Flash drives are small solid-state memory sticks that are about the size of a highlighter pen and can hold anywhere from 1MB to 1GB of data. They're incredibly light weight, very portable and they are compatible with any PC equipped with a USB port running Windows 2000/XP, Mac OS 9-10X or Linux 2.4.17. Windows 9x PC's require a one-time driver installation.

USB Flash Drives have fast transfer rates (1Mb/sec), no moving parts, and they don't require a separate power source or batteries. Just stick the flash drive into the USB port of your PC and Windows Plug and Play will immediately recognize it as an additional drive. You may then copy the files you need to take with you, unplug the device from the PC and you're ready to go. Flash drives hold more data than a floppy, are more portable than ZIP drives and other remote storage devices, and more convenient to tote (and less fragile) than CD-RW disks.

However wonderful these new devices are, they have a dark side like any other technology. You don't have to be an administrator to install one of these devices under Windows 2000/XP, and you can't manage USB devices via Group Policy. Short of disabling all of the USB ports, they are impossible to defend against.

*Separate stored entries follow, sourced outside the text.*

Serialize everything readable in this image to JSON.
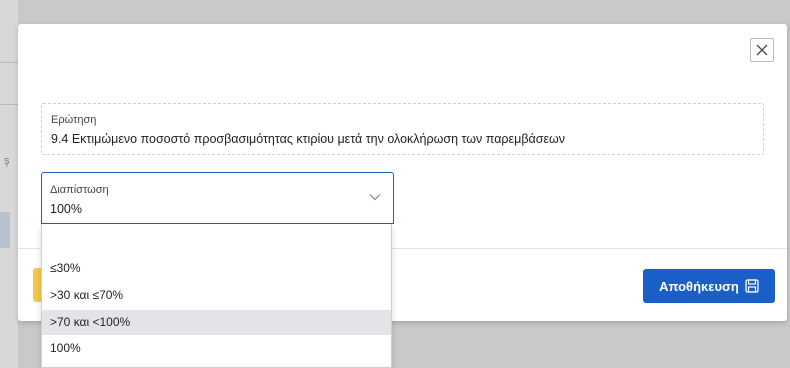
{
  "dialog": {
    "question": {
      "label": "Ερώτηση",
      "text": "9.4 Εκτιμώμενο ποσοστό προσβασιμότητας κτιρίου μετά την ολοκλήρωση των παρεμβάσεων"
    },
    "finding": {
      "label": "Διαπίστωση",
      "value": "100%"
    },
    "dropdown": {
      "options": [
        "",
        "≤30%",
        ">30 και ≤70%",
        ">70 και <100%",
        "100%"
      ],
      "highlighted": ">70 και <100%"
    },
    "save_button_label": "Αποθήκευση",
    "icons": {
      "close": "close-icon",
      "chevron": "chevron-down-icon",
      "save": "save-icon"
    },
    "colors": {
      "primary": "#1a5fc8",
      "focus_border": "#1f5fb6",
      "warning": "#f2c94c",
      "highlight": "#e4e4e8"
    }
  }
}
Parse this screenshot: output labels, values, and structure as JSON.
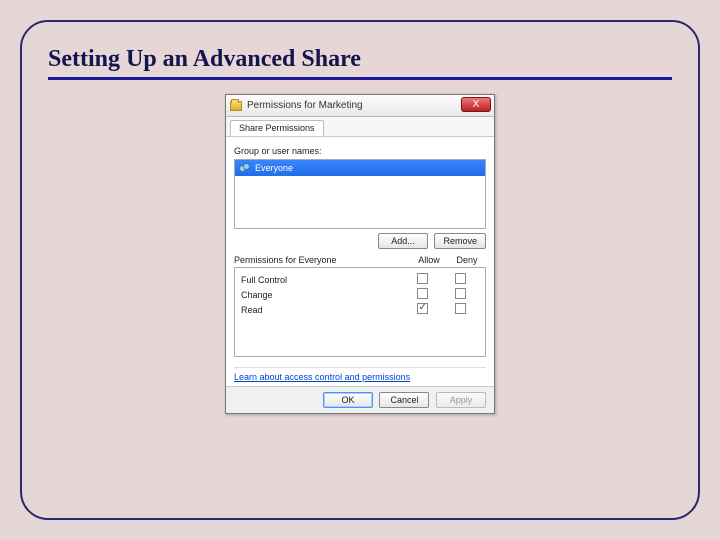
{
  "slide": {
    "title": "Setting Up an Advanced Share"
  },
  "dialog": {
    "title": "Permissions for Marketing",
    "close_label": "X",
    "tab": "Share Permissions",
    "group_label": "Group or user names:",
    "users": [
      {
        "name": "Everyone"
      }
    ],
    "add_label": "Add...",
    "remove_label": "Remove",
    "perm_header": "Permissions for Everyone",
    "allow_label": "Allow",
    "deny_label": "Deny",
    "permissions": [
      {
        "name": "Full Control",
        "allow": false,
        "deny": false
      },
      {
        "name": "Change",
        "allow": false,
        "deny": false
      },
      {
        "name": "Read",
        "allow": true,
        "deny": false
      }
    ],
    "link": "Learn about access control and permissions",
    "ok_label": "OK",
    "cancel_label": "Cancel",
    "apply_label": "Apply"
  }
}
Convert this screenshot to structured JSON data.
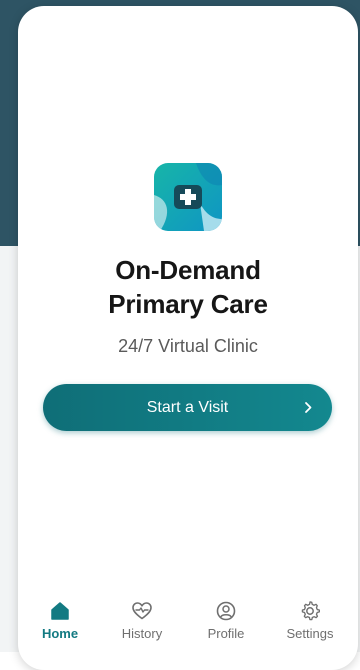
{
  "app": {
    "title_line1": "On-Demand",
    "title_line2": "Primary Care",
    "subtitle": "24/7 Virtual Clinic"
  },
  "primary_action": {
    "label": "Start a Visit",
    "chevron": "chevron-right-icon"
  },
  "tabs": [
    {
      "label": "Home",
      "icon": "home-icon",
      "active": true
    },
    {
      "label": "History",
      "icon": "heart-icon",
      "active": false
    },
    {
      "label": "Profile",
      "icon": "user-circle-icon",
      "active": false
    },
    {
      "label": "Settings",
      "icon": "gear-icon",
      "active": false
    }
  ],
  "colors": {
    "header_background": "#2e5464",
    "accent": "#137a82",
    "button_gradient_start": "#0f6e77",
    "button_gradient_end": "#13888f",
    "inactive_tab": "#6f6f6f"
  }
}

In the past, floppy disks were used to spread viruses and to add or remove data from your environment. Flash drives open an all-new avenue to seed environments. With their large capacities, imagine the amount of infections that can be carried into your environment and possibly released on your network.

Adding to this point, with additional capacity comes unauthorized or illegal software and/or copyrighted materials into your organization. People now have a virtually undetectable medium to introduce applications, audio, video, pornography and any number of things that violate security policies and applicable laws.

Users not only have a high speed/high capacity device to bring data into your environment, they also have the same benefits when removing data. Corporate espionage is a largely underreported problem in the United States and Europe. Attackers, corporate spies and disgruntled employees steal data everyday and in many cases these are crimes of opportunity.

With a Flash Drive, any unattended and unlocked PC with an enabled USB port becomes an opportunity. A little social engineering can give an attacker physical access to a corporate PC long enough to steal data or plant spyware. Disgruntled employees can take home sensitive data in a few minutes. Exactly how fast? At 1/Mb per second, a user can copy a 60Mb file to a flash drive in 60 seconds.